Question

The tops of two poles are of height 20 m and 14 m are connected by a wire. If the wire makes an angle 30° with the horizontal, then the length of the wire is

• A. 11 m
• B. 12 m
• C. 13 m
• D. 10 m

Answer 1

The Correct Option is B

To solve the problem, we need to find the length of the wire connecting the tops of two poles with different heights, where the wire makes an angle of $30^\circ$ with the horizontal.
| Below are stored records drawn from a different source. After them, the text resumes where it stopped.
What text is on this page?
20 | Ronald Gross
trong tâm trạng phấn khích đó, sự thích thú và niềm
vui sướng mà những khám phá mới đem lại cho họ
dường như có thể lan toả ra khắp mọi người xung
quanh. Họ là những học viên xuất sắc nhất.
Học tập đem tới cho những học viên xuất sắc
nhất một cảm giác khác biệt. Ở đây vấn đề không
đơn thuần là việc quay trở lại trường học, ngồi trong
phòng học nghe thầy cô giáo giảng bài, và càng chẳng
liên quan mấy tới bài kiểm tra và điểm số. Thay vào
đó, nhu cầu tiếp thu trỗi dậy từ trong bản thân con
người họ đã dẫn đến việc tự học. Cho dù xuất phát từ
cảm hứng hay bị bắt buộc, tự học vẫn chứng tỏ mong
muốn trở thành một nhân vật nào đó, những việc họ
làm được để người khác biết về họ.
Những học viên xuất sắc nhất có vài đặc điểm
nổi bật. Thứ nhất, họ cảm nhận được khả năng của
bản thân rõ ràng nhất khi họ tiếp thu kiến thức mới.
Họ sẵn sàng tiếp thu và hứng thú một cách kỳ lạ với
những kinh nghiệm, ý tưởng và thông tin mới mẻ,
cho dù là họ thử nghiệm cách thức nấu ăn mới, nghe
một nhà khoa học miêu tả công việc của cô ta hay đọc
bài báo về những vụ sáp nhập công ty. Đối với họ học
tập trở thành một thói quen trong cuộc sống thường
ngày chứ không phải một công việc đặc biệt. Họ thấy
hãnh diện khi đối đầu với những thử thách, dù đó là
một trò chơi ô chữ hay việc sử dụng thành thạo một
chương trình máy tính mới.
1. Understanding the Setup:
- Height of first pole = 20 m
- Height of second pole = 14 m
- Vertical difference between the tops = $20 - 14 = 6$ m
- Angle between the wire and horizontal = $30^\circ$

2. Using Trigonometry (Sine Function):
We model the situation as a right triangle where:
- Opposite side = vertical difference = 6 m
- Hypotenuse = length of the wire (to be found)
- Angle with horizontal = $30^\circ$

Using $ \sin \theta = \frac{\text{Opposite}}{\text{Hypotenuse}} $, we have:

$ \sin 30^\circ = \frac{6}{\text{Length}} $

3. Solving for the Length:

$ \sin 30^\circ = \frac{1}{2} $

So, $ \frac{1}{2} = \frac{6}{\text{Length}} $

$ \text{Length} = 6 \times 2 = 12 $ m

Final Answer:
The length of the wire is $ \mathbf{12 \, \text{m}} $.